Yargıtay Kararı 15. Ceza Dairesi 2013/2809 E. 2014/19376 K. 20.11.2014 T.

YARGITAY KARARI
DAİRE : 15. Ceza Dairesi
ESAS NO : 2013/2809
KARAR NO : 2014/19376
KARAR TARİHİ : 20.11.2014

Tebliğname No : 11 – 2011/73000
MAHKEMESİ : Ankara 9. Ağır Ceza Mahkemesi
TARİHİ : 24/11/2010
NUMARASI : 2010/171 (E) ve 2010/346 (K)
SUÇ : Bankanın araç olarak kullanılması suretiyle dolandırıcılık, resmi belgede sahtecilik

Dosya incelenerek gereği düşünüldü;
Dolandırıcılık suçunun oluşabilmesi için; Failin bir kimseyi,kandırabilecek nitelikte hileli davranışlarla hataya düşürüp,onun veya başkasının zararına, kendisine veya başkasına yarar sağlaması gerekmektedir.
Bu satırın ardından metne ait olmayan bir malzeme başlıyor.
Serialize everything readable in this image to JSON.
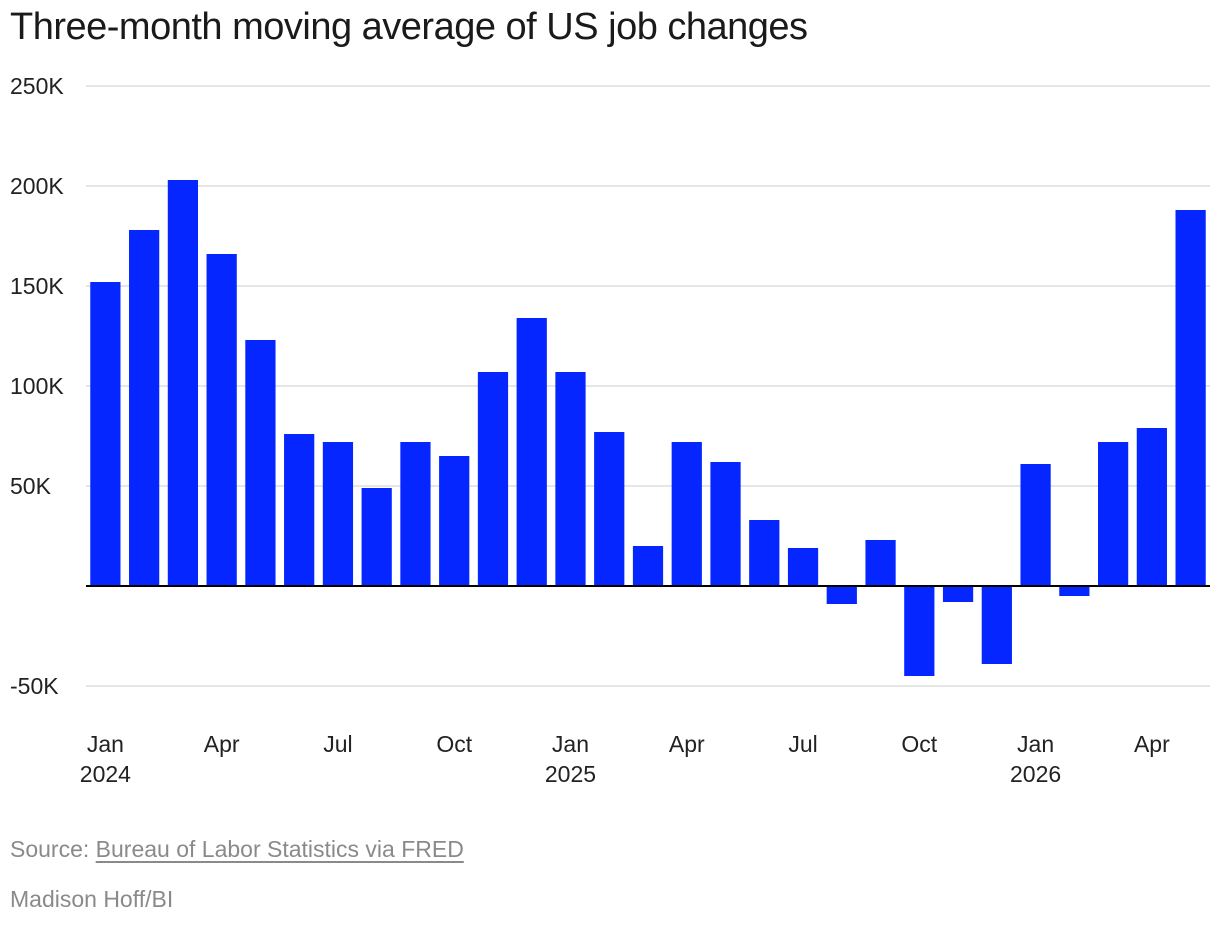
{
  "colors": {
    "bar": "#0526ff",
    "grid": "#dedede",
    "zero": "#000000"
  },
  "source": {
    "prefix": "Source: ",
    "link": "Bureau of Labor Statistics via FRED"
  },
  "credit": "Madison Hoff/BI",
  "chart_data": {
    "type": "bar",
    "title": "Three-month moving average of US job changes",
    "xlabel": "",
    "ylabel": "",
    "ylim": [
      -50000,
      250000
    ],
    "yticks": [
      -50000,
      0,
      50000,
      100000,
      150000,
      200000,
      250000
    ],
    "ytick_labels": [
      "-50K",
      "",
      "50K",
      "100K",
      "150K",
      "200K",
      "250K"
    ],
    "grid": true,
    "categories": [
      "Jan 2024",
      "Feb 2024",
      "Mar 2024",
      "Apr 2024",
      "May 2024",
      "Jun 2024",
      "Jul 2024",
      "Aug 2024",
      "Sep 2024",
      "Oct 2024",
      "Nov 2024",
      "Dec 2024",
      "Jan 2025",
      "Feb 2025",
      "Mar 2025",
      "Apr 2025",
      "May 2025",
      "Jun 2025",
      "Jul 2025",
      "Aug 2025",
      "Sep 2025",
      "Oct 2025",
      "Nov 2025",
      "Dec 2025",
      "Jan 2026",
      "Feb 2026",
      "Mar 2026",
      "Apr 2026",
      "May 2026"
    ],
    "values": [
      152000,
      178000,
      203000,
      166000,
      123000,
      76000,
      72000,
      49000,
      72000,
      65000,
      107000,
      134000,
      107000,
      77000,
      20000,
      72000,
      62000,
      33000,
      19000,
      -9000,
      23000,
      -45000,
      -8000,
      -39000,
      61000,
      -5000,
      72000,
      79000,
      188000
    ],
    "xtick_labels": [
      {
        "index": 0,
        "month": "Jan",
        "year": "2024"
      },
      {
        "index": 3,
        "month": "Apr",
        "year": ""
      },
      {
        "index": 6,
        "month": "Jul",
        "year": ""
      },
      {
        "index": 9,
        "month": "Oct",
        "year": ""
      },
      {
        "index": 12,
        "month": "Jan",
        "year": "2025"
      },
      {
        "index": 15,
        "month": "Apr",
        "year": ""
      },
      {
        "index": 18,
        "month": "Jul",
        "year": ""
      },
      {
        "index": 21,
        "month": "Oct",
        "year": ""
      },
      {
        "index": 24,
        "month": "Jan",
        "year": "2026"
      },
      {
        "index": 27,
        "month": "Apr",
        "year": ""
      }
    ]
  }
}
Hile nitelikli bir yalandır. Fail tarafından yapılan hileli davranış belli oranda ağır, yoğun ve ustaca olmalı,sergileniş açısından mağdurun inceleme olanağını ortadan kaldıracak nitelikte bir takım hareketler olmalıdır. Kullanılan hileli davranışlarla mağdur yanılgıya düşürülmeli ve bu yanıltma sonucu yalanlara inanan mağdur tarafından sanık veya bir başkasına haksız çıkar sağlanmalıdır. Hilenin kandırıcı nitelikte olup olmadığı olaysal olarak değerlendirilmeli, olayın özelliği, fiille olan ilişkisi, mağdurun durumu, kullanılmışsa gizlenen veya değiştirilen belgenin nitelikleri ayrı ayrı nazara alınmalıdır.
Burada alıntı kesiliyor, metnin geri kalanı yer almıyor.